Раз в месяц Алексей Васильевич ездил по службе в уездный город, а оттуда обыкновенно в губернский, где «освежал» себя театром, заседаниями в разных обществах, разговорами о принципах и о последних политических и литературных новостях, — где завелось у него знакомство с местной интеллигенцией, где хлопали его речам на земском собрании и восхищались его деятельностью, и отбирали от него авторитетные свидетельства о деревне, и писали о нем корреспонденции — ругательные в консервативных газетах, хвалебные в либеральных. Затем остальное время, на хуторе, уходило у него на сон, на еду, — кухарка у Струковых была ради частых посещений Петра Евсеича превосходная, — на чтение, на игру в шахматы, на музыку с помощью механического тапера, на особое наслаждение от рассказов письмоводителя и просто на пищеварение с хорошей сигарою в зубах. Прогулки по окрестностям теперь не совершались даже и летом, исключая тех, что предпринимала Наташа для здоровья и развлечения детей и в которых Струков участвовал скучая. Увы, он не испытывал больше поэтических впечатлений от окрестностей… Леса, поля, степи, могущественный разлив Волги, музыкальный рокот ручья в овраге, вечерний звон, разносящийся с желтой излегощинекой колокольни, — все это сделалось слишком привычным для него, а он был из таких любителей природы, которым надо что-нибудь особенное, редкое, бросающееся в глаза новизною или чрезвычайностью; к тому же эстетическое чувство вспыхивало и погасало в нем пароксизмами, в зависимости от настроения, от бессознательного кипения крови, от мыслей, слагавшихся в голове. Как это ни странно, но ему, например, отравляло окрестную природу и то обстоятельство, что леса, видные на горизонте, принадлежали жестокому купцу Ржанову, что поля и степи — Шехобалова, Кульнева, Юнусова, что красивые издали крестьянские нивы — это те самые, на которых хлеб с каждым годом хуже и сорнее, несмотря на пример образцовой фермы, что наконец в тени стройной излегощинской колокольни безнаказанно совершает зловредный путь свой о. Дамиан Крестовоздвиженский… Но самое главное опять-таки было в том, что обесцветилась любовь его к жене, исчезло лирическое воодушевление, поникли крылья замыслов и мечтаний, а кипящая по временам кровь погашалась на законном основании и без всяких иллюзий.

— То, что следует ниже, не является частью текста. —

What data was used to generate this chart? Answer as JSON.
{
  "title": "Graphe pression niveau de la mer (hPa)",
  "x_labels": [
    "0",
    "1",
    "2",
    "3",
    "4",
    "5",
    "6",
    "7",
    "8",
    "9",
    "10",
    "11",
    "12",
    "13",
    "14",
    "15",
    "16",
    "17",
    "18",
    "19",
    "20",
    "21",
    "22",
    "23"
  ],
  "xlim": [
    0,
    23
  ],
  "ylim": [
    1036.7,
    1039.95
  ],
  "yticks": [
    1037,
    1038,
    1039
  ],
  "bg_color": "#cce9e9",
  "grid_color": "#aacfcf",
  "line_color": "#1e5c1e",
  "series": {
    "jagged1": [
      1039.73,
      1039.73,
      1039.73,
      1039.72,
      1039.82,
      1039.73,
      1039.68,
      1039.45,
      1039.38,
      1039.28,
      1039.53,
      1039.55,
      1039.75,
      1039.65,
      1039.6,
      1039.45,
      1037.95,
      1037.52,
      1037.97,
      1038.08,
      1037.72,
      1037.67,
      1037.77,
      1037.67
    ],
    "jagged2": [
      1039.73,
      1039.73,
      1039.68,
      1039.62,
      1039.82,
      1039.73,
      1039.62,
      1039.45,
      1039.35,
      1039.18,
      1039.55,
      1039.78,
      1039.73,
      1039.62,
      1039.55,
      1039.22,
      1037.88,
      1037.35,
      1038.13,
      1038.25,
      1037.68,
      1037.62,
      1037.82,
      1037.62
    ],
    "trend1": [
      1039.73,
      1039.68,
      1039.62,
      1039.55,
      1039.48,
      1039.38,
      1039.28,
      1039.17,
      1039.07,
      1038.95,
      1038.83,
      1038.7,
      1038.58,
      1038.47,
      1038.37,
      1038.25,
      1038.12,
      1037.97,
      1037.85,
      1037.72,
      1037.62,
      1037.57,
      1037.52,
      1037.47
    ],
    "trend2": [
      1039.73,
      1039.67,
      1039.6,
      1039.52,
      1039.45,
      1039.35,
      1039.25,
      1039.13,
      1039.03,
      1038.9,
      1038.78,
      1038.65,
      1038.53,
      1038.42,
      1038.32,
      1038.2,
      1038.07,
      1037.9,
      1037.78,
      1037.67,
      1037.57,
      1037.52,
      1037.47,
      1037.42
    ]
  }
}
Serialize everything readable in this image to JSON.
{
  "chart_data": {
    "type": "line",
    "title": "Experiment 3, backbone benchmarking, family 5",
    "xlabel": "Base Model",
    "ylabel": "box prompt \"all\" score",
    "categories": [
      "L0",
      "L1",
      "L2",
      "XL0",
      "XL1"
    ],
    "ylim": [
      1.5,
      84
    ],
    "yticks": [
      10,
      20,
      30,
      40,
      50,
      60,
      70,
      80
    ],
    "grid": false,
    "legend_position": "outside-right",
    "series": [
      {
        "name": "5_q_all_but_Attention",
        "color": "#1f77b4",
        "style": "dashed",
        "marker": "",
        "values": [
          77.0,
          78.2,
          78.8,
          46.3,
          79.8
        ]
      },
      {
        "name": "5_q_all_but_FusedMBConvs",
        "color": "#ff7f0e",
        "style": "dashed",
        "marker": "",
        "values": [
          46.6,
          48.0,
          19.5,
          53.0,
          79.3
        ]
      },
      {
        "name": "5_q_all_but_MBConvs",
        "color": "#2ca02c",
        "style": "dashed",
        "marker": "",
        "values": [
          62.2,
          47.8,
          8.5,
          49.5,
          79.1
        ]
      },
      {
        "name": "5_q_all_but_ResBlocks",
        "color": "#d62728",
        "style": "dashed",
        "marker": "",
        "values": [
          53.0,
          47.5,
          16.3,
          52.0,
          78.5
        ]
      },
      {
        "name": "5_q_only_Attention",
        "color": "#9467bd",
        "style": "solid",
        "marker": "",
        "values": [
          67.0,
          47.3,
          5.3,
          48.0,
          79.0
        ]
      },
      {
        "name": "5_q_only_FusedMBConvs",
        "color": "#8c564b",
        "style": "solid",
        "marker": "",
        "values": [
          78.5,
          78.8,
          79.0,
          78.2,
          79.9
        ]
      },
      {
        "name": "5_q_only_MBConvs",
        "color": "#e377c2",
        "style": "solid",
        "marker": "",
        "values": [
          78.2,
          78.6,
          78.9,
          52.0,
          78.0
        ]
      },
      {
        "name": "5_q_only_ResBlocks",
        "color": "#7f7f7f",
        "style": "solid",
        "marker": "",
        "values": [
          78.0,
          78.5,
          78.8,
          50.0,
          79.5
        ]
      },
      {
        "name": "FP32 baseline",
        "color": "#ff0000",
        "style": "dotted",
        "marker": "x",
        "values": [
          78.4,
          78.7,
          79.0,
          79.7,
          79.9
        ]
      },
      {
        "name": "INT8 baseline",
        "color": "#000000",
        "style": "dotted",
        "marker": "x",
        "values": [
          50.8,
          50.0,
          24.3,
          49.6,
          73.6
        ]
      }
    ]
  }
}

Несмотря на все предосторожности, над домом Струковых нависла беда: старший мальчик заболел скарлатиной. Случилось это ранней весною, в самое половодье, когда послать за доктором не было никакой возможности. И потянулись для Наташи мучительные дни и поистине бесконечные ночи у постели разметавшегося в жару Петруся. Алексей Васильевич как-то не верил в опасность болезни и сначала злился на жену, потом страдал за нее невыносимо. С таким выражением, точно была в лунатизме, нечесаная, в измятом капоте, она входила в его комнату, прилегала на диван… но через полчаса вскакивала и, не обращая ни малейшего внимания на его мольбы, опять уходила к больному. В глухую полночь Алексей Васильевич беззвучно отворял детскую и смотрел, не смея войти, не решаясь вымолвить слова. Наташа сидела у кроватки как изваяние с своими тонкими руками, бессильно брошенными на колени, с зеленовато-бледным лицом, с безумно блестящим взглядом, устремленным на потемневший лик Спаса старинного строгановского письма… А кругом было так страшно тихо, тускло мерцала свеча, заслоненная абажуром, однообразно стучали часы… и уторопленное дыхание доносилось из кроватки.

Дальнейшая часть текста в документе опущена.